Этой ночью в углу Мавританского зала он заметил трех немецких офицеров, сидящих вокруг стола лицом к морю, превращенному луной в слиток серебра. У них такой вид, будто они обсуждают судьбу его Скалы.

— Полковник Ханс Пикеброк, шеф отдела разведки абвера, подполковник Микош и капитан Ханс Йохан Рудлофф ждут четвертого человека, — шепчет ему на ухо один из его связных, притворяясь, что поглаживает подбородок, а на самом деле прикрывая рукой рот.

Вскоре некий старик пересекает салон по направлению к столу. Он идет почти так же медленно, как движется луна. В длинном пальто, полностью скрывающем его тело, он похож на какого-нибудь гостиничного швейцара. Он неслышно ступает по плитам, привезенным из Тарифы, зато веско звучат шаги двух сопровождающих его гигантов телохранителей. Пожалуй, он притворяется более старым и утомленным, чем есть на самом деле, — чтоб успеть внимательнее рассмотреть все вокруг по мере своего продвижения. Но в углах его губ залегла тень, и эта мрачная гримаса, которую он смакует во рту, превращает его мясистое и полнокровное лицо в жаровню, над которой столбами дыма встают нос и скулы, поднимаясь к грозовому небу лба, занося сажей глаза, обугленные ужасными видениями.

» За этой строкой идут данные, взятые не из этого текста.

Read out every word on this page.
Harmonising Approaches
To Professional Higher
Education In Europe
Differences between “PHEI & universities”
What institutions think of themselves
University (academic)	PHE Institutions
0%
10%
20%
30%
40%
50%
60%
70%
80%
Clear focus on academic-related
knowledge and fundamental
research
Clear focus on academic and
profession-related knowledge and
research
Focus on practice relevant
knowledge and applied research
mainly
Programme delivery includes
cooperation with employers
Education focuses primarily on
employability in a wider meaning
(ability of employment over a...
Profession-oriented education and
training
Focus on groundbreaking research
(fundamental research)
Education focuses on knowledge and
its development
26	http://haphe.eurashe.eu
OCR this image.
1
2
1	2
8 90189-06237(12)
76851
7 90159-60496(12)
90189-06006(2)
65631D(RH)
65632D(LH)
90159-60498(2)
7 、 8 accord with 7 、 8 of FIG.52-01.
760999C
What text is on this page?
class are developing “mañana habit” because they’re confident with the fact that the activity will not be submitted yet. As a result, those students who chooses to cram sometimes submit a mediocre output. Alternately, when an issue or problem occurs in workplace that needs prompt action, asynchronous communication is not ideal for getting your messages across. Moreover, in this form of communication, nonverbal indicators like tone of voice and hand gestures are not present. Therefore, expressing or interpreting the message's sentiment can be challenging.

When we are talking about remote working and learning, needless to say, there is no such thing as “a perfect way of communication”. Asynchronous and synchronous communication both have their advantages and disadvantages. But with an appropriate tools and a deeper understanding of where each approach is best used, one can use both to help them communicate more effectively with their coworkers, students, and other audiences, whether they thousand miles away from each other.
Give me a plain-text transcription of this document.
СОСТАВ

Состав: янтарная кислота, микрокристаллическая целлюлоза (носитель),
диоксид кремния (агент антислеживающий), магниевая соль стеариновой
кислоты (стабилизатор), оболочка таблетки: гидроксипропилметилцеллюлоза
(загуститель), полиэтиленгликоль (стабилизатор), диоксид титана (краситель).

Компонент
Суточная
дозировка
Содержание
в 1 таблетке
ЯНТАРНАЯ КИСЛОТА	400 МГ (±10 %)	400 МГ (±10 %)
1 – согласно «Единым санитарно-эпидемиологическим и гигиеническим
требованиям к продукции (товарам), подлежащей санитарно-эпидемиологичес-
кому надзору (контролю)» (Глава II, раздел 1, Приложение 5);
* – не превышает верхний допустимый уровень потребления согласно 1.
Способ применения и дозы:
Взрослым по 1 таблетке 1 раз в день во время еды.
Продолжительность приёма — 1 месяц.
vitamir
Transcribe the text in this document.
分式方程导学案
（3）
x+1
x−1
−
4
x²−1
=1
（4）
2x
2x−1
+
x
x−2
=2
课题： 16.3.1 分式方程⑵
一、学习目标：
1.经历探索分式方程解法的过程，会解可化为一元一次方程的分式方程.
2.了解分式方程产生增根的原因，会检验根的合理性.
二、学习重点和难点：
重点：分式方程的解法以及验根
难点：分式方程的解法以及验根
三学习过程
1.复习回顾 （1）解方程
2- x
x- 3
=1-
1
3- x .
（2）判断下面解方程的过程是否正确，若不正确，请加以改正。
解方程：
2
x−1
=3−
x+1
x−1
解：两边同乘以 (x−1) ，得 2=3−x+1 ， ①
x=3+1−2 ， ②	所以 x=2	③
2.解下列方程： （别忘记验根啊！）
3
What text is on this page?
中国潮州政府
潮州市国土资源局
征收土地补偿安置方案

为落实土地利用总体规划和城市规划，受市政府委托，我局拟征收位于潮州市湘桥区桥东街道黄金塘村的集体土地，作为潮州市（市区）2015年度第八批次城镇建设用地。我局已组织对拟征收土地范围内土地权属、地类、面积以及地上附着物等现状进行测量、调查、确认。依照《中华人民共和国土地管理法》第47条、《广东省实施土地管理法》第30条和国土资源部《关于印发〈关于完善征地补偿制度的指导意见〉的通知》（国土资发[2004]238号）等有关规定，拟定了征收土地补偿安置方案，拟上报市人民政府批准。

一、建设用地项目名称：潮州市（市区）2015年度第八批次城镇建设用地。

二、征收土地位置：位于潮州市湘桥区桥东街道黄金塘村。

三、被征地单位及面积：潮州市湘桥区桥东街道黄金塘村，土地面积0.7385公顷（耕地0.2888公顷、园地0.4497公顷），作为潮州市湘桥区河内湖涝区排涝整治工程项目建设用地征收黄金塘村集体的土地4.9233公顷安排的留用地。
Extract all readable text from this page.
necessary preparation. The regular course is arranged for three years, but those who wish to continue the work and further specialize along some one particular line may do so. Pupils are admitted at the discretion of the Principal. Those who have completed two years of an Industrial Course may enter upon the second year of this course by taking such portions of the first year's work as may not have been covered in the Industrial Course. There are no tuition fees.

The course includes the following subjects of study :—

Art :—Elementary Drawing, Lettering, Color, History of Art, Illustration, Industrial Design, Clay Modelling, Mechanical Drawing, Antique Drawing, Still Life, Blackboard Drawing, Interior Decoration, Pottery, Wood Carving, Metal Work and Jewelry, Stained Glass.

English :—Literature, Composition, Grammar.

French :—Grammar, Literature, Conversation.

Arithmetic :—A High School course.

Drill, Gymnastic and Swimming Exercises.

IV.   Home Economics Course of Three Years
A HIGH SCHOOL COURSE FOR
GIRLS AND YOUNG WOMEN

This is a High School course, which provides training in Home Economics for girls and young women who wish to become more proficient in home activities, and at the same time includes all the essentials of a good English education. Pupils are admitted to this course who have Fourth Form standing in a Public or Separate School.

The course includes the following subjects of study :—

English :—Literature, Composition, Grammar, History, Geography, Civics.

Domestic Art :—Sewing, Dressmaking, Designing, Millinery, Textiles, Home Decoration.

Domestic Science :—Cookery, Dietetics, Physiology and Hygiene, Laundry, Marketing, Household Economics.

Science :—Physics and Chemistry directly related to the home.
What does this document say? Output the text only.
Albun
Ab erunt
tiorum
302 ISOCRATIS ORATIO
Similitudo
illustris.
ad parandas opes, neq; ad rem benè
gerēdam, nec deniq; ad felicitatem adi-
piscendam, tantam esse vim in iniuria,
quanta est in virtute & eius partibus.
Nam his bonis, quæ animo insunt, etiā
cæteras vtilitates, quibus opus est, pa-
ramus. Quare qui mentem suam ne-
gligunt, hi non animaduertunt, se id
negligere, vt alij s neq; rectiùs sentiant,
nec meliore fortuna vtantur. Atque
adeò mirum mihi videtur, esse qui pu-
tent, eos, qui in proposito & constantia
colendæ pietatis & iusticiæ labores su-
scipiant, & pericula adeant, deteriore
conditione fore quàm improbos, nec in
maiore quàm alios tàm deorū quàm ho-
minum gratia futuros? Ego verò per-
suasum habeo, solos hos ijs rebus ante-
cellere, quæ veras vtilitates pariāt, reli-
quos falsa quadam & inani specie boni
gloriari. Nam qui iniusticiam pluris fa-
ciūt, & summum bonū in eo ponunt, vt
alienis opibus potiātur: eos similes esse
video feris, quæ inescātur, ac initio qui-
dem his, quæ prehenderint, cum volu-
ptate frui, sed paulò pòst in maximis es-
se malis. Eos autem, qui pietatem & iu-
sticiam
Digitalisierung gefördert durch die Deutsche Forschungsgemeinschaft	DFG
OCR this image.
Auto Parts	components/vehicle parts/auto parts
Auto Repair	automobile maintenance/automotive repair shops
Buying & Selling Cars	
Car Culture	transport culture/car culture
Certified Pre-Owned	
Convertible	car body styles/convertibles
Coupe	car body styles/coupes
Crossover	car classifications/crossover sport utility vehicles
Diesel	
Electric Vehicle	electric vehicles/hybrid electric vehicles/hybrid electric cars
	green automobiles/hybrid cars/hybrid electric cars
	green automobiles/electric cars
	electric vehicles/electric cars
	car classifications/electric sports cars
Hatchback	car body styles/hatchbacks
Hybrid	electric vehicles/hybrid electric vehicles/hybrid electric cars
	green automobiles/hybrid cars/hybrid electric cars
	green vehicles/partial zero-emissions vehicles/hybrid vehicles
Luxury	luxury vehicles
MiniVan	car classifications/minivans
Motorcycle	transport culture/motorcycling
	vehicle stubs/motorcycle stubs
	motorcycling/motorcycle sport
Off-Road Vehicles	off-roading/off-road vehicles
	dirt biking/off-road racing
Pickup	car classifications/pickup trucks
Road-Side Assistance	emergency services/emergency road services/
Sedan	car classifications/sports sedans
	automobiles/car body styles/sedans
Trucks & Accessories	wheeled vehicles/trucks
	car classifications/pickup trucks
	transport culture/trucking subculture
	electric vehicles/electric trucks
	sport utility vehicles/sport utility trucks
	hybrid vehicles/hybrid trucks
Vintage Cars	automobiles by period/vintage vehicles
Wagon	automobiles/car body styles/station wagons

В сгорбленной спине старика виконт де Горт узнает след тяжкого груза, который несет человек, вынужденный принимать решения, превышающие посильную для организма долю ответственности. Дойдя до его столика, старик мешкает одно мгновение и, не переставая иронически улыбаться, изучает соперника. Но вот в голове его зарегистрированы все детали генерала-врага, и он движется дальше.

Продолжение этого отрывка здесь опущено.